Principles for Redistricting
by Christopher Dodson,
Executive Director, North Dakota Catholic Conference
November 2001

Sometime soon, Governor John Hoeven will call a special legislative session so that the Legislative Assembly can establish new legislative districts. The redrawing of district lines is required every ten years so that the districts are roughly equal in population. This “one person, one vote” goal is admirable and furthers the cause of justice. However, the actual process of redistricting is often less than laudable and characterized by partisan politics, self-preservation, and backroom dealings.

How should Catholics respond to redistricting? The issue, for some, may seemed far removed from Catholic social teaching than, for example, abortion or the death penalty. However, we are called as Christians to turn to our faith when addressing any issue and some principles of Catholic social teaching can help guide us.

Perhaps the principles most applicable are the common good and solidarity. In all matters, including redistricting, we must pursue the common good in solidarity with all peoples. This is not a time for regional in-fighting. We must ask whether the redistricting plan brings the people of the state together, even while recognizing and respecting differences that may exist.

The principles of the common good and solidarity also dictate that legislative redistricting should be void of partisan politics. For some in the legislature it is impossible to take any action without concern for how it affects his or her political party. Furthering the cause of the party, however, is necessarily divisive and contrary to the common good.

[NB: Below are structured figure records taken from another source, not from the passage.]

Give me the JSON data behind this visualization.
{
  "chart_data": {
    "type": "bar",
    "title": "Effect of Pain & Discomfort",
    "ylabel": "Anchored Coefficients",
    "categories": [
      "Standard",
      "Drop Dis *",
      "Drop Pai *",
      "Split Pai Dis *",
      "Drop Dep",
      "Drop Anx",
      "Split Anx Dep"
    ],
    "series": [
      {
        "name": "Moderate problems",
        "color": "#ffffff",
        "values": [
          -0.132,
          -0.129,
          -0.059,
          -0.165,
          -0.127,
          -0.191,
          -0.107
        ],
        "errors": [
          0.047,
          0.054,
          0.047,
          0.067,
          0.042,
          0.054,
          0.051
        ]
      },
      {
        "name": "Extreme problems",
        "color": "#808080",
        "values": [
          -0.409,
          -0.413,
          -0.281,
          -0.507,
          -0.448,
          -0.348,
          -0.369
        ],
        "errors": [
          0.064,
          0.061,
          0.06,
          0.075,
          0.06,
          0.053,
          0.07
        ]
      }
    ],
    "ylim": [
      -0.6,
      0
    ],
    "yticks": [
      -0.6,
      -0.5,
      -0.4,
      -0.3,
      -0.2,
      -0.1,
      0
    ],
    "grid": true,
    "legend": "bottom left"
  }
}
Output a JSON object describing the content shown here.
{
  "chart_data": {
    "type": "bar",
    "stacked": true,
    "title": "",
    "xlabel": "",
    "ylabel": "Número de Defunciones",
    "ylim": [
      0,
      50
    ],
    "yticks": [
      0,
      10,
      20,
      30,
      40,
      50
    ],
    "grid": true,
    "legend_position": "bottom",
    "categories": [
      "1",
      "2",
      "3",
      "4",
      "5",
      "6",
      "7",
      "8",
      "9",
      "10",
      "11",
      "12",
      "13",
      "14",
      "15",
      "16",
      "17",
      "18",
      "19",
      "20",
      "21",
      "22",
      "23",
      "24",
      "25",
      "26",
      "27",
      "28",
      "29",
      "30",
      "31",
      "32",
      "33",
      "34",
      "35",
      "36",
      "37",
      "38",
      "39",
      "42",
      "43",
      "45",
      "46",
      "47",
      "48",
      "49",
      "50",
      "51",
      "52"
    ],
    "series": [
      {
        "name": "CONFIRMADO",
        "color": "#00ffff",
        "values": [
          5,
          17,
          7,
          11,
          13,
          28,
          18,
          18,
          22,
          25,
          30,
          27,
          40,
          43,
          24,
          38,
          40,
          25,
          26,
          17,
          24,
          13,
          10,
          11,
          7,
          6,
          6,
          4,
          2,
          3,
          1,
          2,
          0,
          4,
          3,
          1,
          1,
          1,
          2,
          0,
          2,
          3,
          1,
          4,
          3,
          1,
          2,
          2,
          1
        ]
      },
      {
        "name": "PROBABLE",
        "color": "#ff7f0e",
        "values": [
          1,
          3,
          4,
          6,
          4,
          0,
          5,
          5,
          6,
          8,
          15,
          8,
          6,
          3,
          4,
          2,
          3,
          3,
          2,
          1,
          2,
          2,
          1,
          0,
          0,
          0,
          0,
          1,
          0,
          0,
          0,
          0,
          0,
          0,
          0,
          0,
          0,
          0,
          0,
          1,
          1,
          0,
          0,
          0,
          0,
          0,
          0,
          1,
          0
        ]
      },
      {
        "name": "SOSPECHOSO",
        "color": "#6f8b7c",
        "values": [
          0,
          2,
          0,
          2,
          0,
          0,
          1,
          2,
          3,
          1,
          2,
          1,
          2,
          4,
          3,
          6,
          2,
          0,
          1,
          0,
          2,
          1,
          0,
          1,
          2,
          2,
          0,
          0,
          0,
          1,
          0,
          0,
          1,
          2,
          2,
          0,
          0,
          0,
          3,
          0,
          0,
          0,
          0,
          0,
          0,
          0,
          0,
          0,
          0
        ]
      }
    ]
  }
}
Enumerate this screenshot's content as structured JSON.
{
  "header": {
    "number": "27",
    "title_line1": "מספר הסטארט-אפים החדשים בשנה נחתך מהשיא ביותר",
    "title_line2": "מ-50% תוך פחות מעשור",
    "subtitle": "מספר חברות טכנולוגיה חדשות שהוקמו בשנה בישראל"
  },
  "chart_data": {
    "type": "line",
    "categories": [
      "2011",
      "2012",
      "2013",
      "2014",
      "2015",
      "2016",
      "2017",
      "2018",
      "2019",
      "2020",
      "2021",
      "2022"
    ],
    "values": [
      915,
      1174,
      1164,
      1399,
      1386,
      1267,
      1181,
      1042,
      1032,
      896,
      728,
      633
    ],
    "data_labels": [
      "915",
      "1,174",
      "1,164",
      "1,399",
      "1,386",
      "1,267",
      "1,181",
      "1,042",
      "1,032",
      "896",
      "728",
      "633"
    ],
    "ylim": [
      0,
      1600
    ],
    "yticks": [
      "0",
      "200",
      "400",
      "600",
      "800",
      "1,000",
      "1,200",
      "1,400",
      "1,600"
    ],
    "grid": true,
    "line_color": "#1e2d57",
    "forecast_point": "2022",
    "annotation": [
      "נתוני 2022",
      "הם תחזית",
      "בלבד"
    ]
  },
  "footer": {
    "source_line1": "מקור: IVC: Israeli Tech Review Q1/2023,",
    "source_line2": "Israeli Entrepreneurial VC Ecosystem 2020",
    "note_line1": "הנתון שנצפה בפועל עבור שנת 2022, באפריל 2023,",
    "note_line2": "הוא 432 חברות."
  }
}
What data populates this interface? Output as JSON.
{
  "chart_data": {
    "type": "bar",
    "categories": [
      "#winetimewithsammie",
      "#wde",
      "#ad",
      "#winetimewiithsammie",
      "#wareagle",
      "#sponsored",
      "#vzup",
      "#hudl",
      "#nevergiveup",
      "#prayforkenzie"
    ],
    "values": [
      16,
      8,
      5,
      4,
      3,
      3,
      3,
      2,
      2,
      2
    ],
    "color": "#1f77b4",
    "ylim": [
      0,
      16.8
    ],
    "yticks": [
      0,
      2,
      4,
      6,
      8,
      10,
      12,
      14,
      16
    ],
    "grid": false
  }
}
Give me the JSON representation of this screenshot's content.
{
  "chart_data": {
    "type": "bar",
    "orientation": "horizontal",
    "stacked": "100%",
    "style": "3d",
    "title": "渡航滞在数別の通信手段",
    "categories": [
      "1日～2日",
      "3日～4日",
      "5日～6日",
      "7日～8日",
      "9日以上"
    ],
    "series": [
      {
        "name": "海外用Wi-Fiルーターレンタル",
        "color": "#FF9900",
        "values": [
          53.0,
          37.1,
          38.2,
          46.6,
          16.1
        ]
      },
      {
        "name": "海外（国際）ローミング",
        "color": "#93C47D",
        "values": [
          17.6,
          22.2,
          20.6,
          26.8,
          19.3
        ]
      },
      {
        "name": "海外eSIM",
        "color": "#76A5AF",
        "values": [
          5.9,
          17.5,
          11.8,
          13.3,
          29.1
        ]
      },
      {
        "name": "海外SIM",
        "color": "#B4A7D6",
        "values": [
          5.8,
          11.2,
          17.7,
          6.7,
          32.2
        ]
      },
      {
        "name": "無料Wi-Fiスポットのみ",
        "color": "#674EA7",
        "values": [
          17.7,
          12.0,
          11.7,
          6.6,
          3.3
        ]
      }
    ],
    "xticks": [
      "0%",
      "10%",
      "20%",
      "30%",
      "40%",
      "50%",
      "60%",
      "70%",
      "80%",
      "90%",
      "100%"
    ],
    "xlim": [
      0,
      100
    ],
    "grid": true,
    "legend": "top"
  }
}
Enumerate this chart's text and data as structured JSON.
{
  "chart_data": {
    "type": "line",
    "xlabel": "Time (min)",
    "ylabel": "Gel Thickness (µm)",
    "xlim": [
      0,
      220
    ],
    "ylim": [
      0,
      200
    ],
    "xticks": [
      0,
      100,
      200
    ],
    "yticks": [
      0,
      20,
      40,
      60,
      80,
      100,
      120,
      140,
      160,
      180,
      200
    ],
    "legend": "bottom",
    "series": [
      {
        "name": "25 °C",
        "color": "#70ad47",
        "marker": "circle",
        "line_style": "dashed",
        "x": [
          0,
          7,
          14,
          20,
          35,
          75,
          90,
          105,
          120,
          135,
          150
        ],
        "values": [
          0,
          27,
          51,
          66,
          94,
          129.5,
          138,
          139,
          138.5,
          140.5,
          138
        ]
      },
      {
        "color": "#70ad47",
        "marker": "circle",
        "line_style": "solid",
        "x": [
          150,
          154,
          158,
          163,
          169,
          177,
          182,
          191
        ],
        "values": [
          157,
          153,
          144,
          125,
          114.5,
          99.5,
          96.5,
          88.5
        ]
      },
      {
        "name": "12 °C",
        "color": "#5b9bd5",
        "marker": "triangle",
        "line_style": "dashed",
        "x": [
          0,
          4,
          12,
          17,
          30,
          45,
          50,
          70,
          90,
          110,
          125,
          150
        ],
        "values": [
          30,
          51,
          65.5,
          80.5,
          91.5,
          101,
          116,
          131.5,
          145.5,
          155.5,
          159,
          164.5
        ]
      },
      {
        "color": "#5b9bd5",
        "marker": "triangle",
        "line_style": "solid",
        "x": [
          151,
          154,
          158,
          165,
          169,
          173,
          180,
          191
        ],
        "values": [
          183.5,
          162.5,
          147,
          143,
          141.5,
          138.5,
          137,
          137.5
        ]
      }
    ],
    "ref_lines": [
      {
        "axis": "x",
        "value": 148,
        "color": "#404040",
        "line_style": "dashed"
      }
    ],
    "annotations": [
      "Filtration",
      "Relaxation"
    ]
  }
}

The process of redistricting in North Dakota, which is left to the legislature, makes it difficult to remove partisanship from the process. The party in the majority will be able to control the next district map. To some people, this makes sense since the voters put them there. However, the argument is logically flawed since voters elect individuals, not a party. In the end, the process demands virtuous conduct by legislators to ensure that they set aside partisan sympathies when creating the new districts.

It follows also that redistricting is not about preservation of one’s seat in the legislature. We need legislators who are better than that.

Two principles from Catholic social teaching -- subsidiarity and the call to community -- call us to respect local communities and their differences when redistricting. In this respect, need to act for the common good must be balanced with the need to respect geographical and cultural differences. The two principles, however, do not necessarily conflict. District lines can be drawn that do not unnecessarily divide communities or diminish the influence of small distinct communities.

The principle, however, raises the question of how many districts there should be and how big is too big. When answering this question, the economic cost of the number of districts should be secondary to the more important issue of whether the number furthers the common good subsidiarity.

Finally, the preferential option for the poor causes us to ask whether the least among us are adversely affected by the redistricting plan. Do poorer and minority communities have a voice or is it diluted within the broader district? Are rural communities still represented or have they been thrown in with the larger and more politically influential towns?

All North Dakotans should look at the proposed redistricting in light of these and other principles from Catholic teaching and contact their legislators with their thoughts.